Chinese insurer makes breakthrough in AI medical imaging

| 06 Apr 2021

In a research paper published in the international journal Nature Communications, Ping An AskBob Doctor's smart imaging model for diagnosing pelvic and hip injuries has been shown to overcome the limitation of other artificial intelligence (AI) systems, which can only detect individual fractures.

The model, a deep learning algorithm, can help physicians make faster, more accurate diagnoses and save lives. Hip fractures mainly occur in elderly people and patients with major trauma. Although they are not directly fatal, complications can lead to a high mortality rate. Reducing the rate of missed diagnoses, improving the comprehensiveness of the detection and providing accurate diagnoses are critical.

Ping An Health Technology Research Institute, Ping An Smart City, Ping An Good Doctor and the Department of Trauma and Emergency Surgery of Chang Gung Memorial Hospital in Taiwan jointly released the research paper "A scalable physician-level deep learning algorithm detects universal trauma on pelvic radiographs".

The research team gathered the pelvic X-ray data of 1,888 emergency room patients to evaluate the model's performance in obtain the fracture results and locations. It achieved an overall accuracy of 92.4%. Compared with general clinical diagnoses, the model substantially improves detection accuracy, speeds up the treatment progress, improves the treatment effectiveness on high-risk patients, and reduces the economic cost to patients through earlier detection and treatment.

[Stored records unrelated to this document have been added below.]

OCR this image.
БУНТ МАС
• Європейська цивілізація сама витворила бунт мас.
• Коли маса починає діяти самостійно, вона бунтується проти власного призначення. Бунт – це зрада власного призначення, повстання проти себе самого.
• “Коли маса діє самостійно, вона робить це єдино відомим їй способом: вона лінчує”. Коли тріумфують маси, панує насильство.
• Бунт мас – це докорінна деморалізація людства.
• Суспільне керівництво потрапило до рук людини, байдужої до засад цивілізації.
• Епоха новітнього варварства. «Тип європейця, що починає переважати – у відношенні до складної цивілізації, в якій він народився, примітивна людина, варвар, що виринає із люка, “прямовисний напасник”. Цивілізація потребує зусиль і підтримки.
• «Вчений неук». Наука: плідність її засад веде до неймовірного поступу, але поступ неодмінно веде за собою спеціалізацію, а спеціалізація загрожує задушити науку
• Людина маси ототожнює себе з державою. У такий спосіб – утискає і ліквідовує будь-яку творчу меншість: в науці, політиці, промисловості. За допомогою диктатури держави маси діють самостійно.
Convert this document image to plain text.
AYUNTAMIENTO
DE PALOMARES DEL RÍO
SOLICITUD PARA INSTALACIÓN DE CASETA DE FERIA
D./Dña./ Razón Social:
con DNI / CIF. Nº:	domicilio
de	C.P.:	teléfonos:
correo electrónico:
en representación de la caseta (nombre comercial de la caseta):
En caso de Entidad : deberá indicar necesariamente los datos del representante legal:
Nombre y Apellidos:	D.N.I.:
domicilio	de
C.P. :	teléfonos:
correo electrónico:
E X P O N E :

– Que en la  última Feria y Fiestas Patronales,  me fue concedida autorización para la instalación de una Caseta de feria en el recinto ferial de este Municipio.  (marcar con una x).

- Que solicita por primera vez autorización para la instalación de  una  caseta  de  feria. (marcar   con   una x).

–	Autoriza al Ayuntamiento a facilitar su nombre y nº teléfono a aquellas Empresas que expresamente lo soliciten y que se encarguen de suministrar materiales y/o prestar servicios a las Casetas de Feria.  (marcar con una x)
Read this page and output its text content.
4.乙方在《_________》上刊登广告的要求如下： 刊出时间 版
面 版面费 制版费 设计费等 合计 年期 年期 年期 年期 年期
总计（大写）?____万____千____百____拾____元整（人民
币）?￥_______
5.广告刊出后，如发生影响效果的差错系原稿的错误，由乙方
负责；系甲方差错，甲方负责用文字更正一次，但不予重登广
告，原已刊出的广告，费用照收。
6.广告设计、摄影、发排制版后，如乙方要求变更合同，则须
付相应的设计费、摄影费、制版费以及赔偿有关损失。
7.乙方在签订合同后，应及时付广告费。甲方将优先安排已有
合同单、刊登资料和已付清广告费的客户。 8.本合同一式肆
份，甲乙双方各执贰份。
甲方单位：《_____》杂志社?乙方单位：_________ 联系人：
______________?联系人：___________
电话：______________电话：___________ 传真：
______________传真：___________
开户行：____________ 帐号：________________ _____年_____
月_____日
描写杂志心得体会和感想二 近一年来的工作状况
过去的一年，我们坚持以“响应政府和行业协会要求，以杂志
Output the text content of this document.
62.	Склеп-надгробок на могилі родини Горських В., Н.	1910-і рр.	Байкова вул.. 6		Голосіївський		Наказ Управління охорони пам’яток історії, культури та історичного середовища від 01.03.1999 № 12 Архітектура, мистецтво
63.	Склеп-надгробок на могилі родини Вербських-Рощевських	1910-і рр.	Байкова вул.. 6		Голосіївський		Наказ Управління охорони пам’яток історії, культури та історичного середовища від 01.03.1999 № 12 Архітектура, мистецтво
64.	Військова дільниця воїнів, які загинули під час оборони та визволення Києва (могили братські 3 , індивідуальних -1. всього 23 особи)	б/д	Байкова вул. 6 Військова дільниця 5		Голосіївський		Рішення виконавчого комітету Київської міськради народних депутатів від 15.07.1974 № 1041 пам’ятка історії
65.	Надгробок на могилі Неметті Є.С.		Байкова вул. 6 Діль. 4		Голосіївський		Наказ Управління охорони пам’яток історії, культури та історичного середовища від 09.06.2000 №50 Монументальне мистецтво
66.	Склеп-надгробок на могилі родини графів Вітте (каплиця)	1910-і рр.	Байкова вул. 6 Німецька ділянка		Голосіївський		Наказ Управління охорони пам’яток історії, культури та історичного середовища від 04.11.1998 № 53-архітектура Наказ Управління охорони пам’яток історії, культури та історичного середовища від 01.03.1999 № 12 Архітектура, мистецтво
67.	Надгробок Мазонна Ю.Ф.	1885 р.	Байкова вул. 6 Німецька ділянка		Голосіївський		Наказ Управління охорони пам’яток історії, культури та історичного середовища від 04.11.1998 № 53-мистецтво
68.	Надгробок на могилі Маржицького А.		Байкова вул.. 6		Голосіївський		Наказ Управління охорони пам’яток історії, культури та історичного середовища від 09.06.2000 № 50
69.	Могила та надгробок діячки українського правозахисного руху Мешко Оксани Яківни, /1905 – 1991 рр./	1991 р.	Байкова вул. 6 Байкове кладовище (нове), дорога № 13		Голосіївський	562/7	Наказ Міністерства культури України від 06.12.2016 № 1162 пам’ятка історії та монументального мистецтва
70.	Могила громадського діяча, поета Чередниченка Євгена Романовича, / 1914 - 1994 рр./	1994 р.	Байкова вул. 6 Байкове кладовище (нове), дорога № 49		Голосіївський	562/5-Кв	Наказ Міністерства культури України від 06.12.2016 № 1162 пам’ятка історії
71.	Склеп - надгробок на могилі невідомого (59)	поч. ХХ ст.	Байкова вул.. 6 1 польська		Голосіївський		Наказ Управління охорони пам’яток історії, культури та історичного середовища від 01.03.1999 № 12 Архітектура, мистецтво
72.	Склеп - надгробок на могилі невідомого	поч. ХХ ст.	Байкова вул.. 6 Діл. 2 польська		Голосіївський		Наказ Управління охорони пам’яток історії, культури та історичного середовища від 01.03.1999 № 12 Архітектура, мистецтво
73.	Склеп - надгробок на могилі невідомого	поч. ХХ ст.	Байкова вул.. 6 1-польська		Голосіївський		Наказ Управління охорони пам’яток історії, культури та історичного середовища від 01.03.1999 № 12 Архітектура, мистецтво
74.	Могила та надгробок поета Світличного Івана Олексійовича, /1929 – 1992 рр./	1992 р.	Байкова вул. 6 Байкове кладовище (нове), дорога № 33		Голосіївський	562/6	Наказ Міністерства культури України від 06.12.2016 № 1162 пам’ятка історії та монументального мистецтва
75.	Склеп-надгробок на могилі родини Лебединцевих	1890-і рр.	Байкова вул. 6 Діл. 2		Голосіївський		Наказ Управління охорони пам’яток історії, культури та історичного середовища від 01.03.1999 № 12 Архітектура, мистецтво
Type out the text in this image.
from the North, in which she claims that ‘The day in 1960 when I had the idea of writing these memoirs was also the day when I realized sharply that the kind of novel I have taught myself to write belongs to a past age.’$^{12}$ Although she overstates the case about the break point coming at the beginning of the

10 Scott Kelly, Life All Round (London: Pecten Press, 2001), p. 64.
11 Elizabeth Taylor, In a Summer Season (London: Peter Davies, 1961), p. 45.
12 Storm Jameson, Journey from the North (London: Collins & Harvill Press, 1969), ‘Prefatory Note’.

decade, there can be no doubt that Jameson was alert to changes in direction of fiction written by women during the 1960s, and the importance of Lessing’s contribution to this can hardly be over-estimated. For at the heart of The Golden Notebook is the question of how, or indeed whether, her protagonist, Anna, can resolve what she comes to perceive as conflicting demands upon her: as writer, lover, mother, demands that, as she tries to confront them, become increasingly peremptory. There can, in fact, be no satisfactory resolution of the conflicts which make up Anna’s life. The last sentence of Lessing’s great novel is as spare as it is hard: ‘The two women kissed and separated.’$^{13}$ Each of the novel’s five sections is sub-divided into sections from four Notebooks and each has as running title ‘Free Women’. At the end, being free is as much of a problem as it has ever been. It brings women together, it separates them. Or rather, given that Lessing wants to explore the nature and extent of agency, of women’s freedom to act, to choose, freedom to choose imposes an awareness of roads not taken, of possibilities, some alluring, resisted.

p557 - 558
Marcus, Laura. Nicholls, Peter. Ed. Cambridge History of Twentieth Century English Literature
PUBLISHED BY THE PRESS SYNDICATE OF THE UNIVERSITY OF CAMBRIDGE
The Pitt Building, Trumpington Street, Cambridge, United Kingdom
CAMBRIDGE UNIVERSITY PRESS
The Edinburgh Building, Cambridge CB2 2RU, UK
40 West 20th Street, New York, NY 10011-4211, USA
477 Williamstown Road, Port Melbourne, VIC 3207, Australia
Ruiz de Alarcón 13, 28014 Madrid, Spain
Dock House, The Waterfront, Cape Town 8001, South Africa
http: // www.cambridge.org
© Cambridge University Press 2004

As of March, 2021, the AskBob Doctor AI pelvic trauma detection technology has been used in the real-life clinical environment in Chang Gung Memorial Hospital in Taiwan for nearly eight months.

Since adopting the AI system, the misdiagnosis rate has dropped from 9.7% to 0.7% among emergency physicians, 11.3% to 1.58% among resident physicians and 6% to 0.5% among specialist physicians. The model has performed comparably to radiologists and certain orthopaedic specialists in terms of quantitative indicators such as sensitivity and specificity.